Original Article: Jayson S. Jia, Xin Lu, Yun Yuan, Ge Xu, Jianmin Jia & Nicholas A. Christakis. Population flow drives spatio-temporal distribution of COVID-19 in China. Nature. 29 April 2020.
Author of summary: Francesco Trapani; Reviewer: Sonia Fanelli
In this work, an epidemiological model based on mobile-phone data of people transiting through Wuhan (11,478,484 people from 1st to 24th January 2020) is used to predict the epidemic spread of COVID 19 in China. The distribution of population outflow from Wuhan accurately forecasts the relative frequency and geographic distribution of COVID-19 infections through February 19, 2020, across all of China. Such mathematical models, fitted on mobility data, are shown to represent an effective tool to identify high-transmission-risk zones.
Nationwide mobile phone data were used to track population outflow from Wuhan to 296 different prefectures in 31 provinces in the period antecedent to Wuhan quarantine (January 23, 2020). In total, this dataset accounts for 11,478,484 counts of movements from Wuhan. More specifically, the authors considered and focused on the aggregate population flow, i.e. the total aggregate count of people entering any given prefecture from Wuhan during the whole observation period.
First, the efficacy of the quarantine was assessed. The authors reported:
- 52% drop in inter-provincial population ouflow between January 22 and 23,
- 38% drop in intra-provincial population ouflow between January 22 and 23,
- 94% drop in inter-provincial population ouflow between January 23 and 24,
- 84% drop in intra-provincial population ouflow
between January 23 and 24.
With the imposition of the quarantine, population outflow from Wuhan almost completely stopped (the average daily outflow thereafter was 1,087 people to all prefectures outside Hubei).
The population flow dataset was then combined with the count and geographical location of COVID-19 confirmed cases nationwide.
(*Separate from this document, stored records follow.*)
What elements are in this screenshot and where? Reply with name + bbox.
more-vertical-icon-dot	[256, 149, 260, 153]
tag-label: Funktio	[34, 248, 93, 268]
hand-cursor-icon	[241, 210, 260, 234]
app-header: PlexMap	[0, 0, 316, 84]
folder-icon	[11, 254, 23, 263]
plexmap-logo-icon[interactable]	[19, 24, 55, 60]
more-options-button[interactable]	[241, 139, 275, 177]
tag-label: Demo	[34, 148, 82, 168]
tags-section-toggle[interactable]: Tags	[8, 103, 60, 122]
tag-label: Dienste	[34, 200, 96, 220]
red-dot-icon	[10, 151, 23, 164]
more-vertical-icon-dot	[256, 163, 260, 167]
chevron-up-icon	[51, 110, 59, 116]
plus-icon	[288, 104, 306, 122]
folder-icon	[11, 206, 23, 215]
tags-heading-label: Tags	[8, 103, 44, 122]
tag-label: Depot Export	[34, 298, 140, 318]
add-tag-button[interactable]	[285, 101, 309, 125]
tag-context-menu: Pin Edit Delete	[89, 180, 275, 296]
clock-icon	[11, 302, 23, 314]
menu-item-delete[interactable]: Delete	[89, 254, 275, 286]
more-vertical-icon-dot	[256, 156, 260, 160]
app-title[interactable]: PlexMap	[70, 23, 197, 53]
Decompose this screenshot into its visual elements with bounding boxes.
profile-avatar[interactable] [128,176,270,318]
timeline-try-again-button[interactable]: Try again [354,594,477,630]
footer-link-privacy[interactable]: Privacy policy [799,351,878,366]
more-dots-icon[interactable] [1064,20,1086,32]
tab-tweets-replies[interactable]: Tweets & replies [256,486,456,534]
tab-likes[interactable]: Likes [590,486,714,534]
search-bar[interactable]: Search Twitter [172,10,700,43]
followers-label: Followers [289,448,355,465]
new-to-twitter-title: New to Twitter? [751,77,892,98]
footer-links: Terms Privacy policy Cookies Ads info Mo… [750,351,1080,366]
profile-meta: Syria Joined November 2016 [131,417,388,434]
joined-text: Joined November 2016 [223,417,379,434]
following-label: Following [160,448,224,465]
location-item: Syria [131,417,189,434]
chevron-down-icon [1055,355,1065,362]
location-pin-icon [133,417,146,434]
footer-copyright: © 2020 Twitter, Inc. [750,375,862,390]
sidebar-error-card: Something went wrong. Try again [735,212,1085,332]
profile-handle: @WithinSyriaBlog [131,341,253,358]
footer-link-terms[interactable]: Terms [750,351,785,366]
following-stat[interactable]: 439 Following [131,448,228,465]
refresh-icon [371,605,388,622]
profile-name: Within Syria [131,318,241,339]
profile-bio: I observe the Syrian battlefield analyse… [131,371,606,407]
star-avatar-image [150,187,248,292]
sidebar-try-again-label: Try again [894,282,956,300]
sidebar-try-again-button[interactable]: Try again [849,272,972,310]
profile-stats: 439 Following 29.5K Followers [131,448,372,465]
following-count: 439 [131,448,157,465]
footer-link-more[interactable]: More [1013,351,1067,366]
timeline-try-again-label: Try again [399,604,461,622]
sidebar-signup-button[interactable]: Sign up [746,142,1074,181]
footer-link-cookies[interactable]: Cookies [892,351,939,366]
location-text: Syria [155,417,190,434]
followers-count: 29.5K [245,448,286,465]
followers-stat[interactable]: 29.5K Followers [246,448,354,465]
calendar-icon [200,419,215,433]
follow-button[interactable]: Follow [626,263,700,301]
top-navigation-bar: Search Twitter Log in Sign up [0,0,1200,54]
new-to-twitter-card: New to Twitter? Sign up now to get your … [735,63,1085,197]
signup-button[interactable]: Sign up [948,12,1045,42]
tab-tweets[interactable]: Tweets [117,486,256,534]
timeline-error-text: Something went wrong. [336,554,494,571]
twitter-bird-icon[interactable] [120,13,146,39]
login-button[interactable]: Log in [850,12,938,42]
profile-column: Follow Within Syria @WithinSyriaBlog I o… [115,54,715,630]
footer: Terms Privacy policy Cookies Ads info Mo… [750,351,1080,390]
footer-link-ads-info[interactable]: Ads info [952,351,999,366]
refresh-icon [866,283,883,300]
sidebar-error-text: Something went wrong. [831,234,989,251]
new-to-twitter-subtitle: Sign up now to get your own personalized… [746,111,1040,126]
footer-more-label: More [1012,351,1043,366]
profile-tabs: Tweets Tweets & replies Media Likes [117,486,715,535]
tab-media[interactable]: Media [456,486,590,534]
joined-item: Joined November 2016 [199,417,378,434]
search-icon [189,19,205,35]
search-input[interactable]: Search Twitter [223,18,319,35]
It is shown that the cumulative number of infections is highly correlated with aggregate population outflow from Wuhan from January 1 to 24. This correlation increases over time:
- r = 0.522 on January 24
- r = 0.919 on February 5
- r = 0.952 on February 19
Two different models (one cross-sectional, one dynamical) were trained to evaluate the extent to which aggregate population outflow from Wuhan predicts the distribution of COVID-19 infections across China, given the population flow data. They developed the so-called “risk source” model. The cross-sectional model forecasts the infection distribution at a given moment in time (using the count of infections on a given day), while the dynamical model predicts the whole temporal trend of the epidemic.
- The cross-sectional model predicted the epidemic distribution of January 24th with a coefficient of determination R2 = 0.772, and R2 = 0.946 on February 19th;
- The dynamic model predicts the temporal trend of the epidemic distribution (January 1st to January 24th) with a coefficient of determinationR2 = 0.927.
The authors also considered variants of these models with additional independent variables: population size and GDP (a gravity score). These additional variables slightly improve fit (from R2= 0.927 to 0.957 for the dynamical model). Still, the population flow parameter becomes increasingly dominant, while the other parameters become increasingly less predictive over time.
Overall, the models’ performance continuously improved as more infection cases were confirmed, suggesting that the spreading pattern of the virus gradually converges to the distribution of the population outflow from Wuhan to other prefectures in China.
The population outflow from Wuhan is shown to be an effective predictor to estimate the spatio-temporal distribution of the COVID-19 epidemic spread. The authors presented some epidemiological models that can effectively predict the infection distribution across China, given population flow data. Moreover, they suggest these models to be used to estimate a total transmission risk index for each prefecture. Comparing these estimates with the real data (i. e. the confirmed cases) could help identifying the prefectures that are overperforming (maybe due to highly successful public health measures) or underperforming (for instance, because of a higher community transmission).